Learning from Local Business

by JT McGee

Investors who want to know more about business would be wise to learn from local businesses.

Here’s the curious case of two businesses in my local area, from which anyone can learn a lot about the basics of value investing.

Car Dealers

There is no more competitive business than the car business. Any city has a boatload of car dealers – it’s just how a highly-competitive business works. But what’s different about my area is that I live on a state line. And state lines bring inconsistencies.

There are no fewer than 10 car dealership across the state line. They’re packed in tight around the highway that leads across the border. You’d think these businesses had a death wish. Why would separate owners all decide to pack so closely to one another while selling the same product?

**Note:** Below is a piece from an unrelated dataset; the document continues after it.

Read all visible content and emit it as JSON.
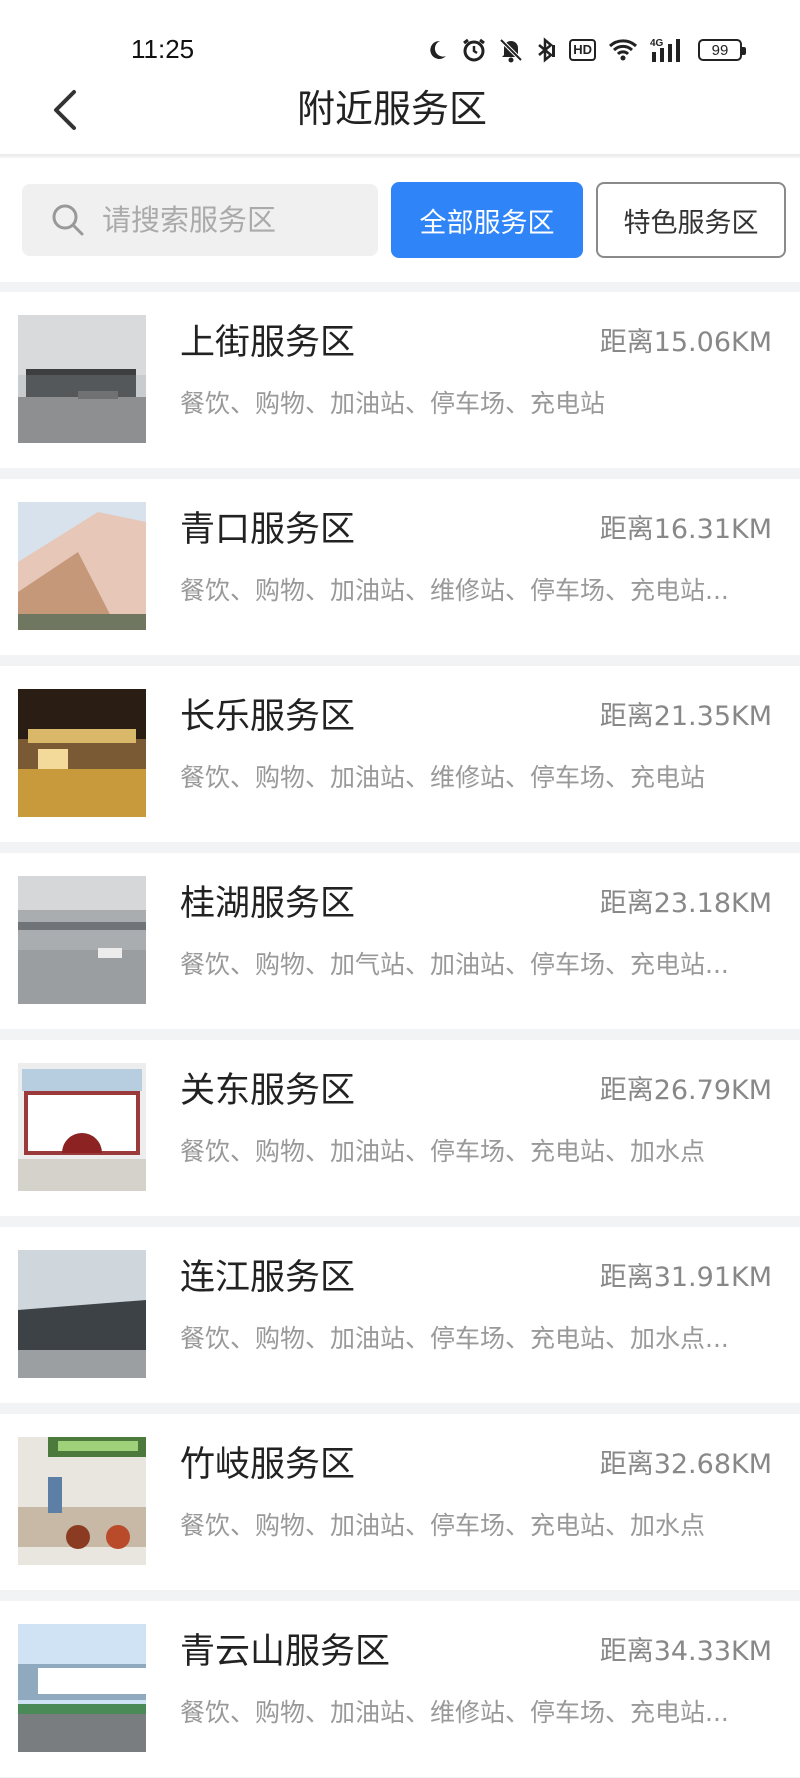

Because there is no shortage of buyers.

It’s illegal to sell cars on Sunday where I live. Across the border, you can buy a car any day of the week. This presents so many advantages it isn’t even funny:

  1. Lower overhead – There are tons of fixed costs in car sales. Inventory financing costs, property taxes, and countless more. Dealers on the Sunday friendly side of the state line get way more bang for their buck as they are open for business 16% more days than dealers on the other side.
  2. Better advertising – This advantage is weakening, but it still exists – classified ads come out each Sunday. Classifieds are loaded with cars. If you’re an eager car buyer – like most buyers – you rush straight to the lot to buy a car you cannot afford. That’s good news for the only dealers that are actually open on the day you fall for an impulsive car purchase.
  3. Faster capital turns – Moving inventory is the name of the game. Dealers that can sell cars 7 days a week are sure to turn their inventory faster than dealers open 6 days a week. The faster you move inventory, the more productive your investment capital. And returns on investment capital are, in the long run, the only thing that really matters.
  4. Sales tax – It’s 1% lower over the border. On a $20,000 car, that’s a $200 savings you don’t have to negotiate for.

This is a classic business beloved by value investors – a business that has a material edge over the competition that likely won’t go away any time soon. And, because these dealers have been in business so long, costs incurred years ago (say…to purchase the land necessary to build out a dealership) insulate existing dealers from competitors.


Another curious case of legality! A fireworks store is situated right on a major thoroughfare right on the state line. (Measured with Google Earth, it’s roughly 500 feet away from the invisible dividing line.) It’s the first firework store you run into for miles upon miles when you exit one state for another.

The fireworks they sell are legal on one side of the line, and illegal to use on the other. You don’t have to be very bright to see how this particular company has a huge advantage.

Also working in their favor is customer ignorance – no one knows which states’ laws they’re hoping to avoid. So people from both sides flock to the store thinking that they have the “better stuff” that can’t be sold on the other side. I find it hilarious.

Again, this business is never going under. Ever. Unless someone throws up a $100 million bridge and builds out a new highway, this place will be packed every single year.

{ 1 comment… read it below or add one }

Darwin's Money September 5, 2012 at 21:23

Car dealers are so damn skeevy; they prey on women, minorities and people that aren’t experienced negotiators. I don’t know if it’s fair to say, but it’s not a competitive environment from a retailer/consumer standpoint; they seem to enjoy some arbitrage that doesn’t exist in most working markets.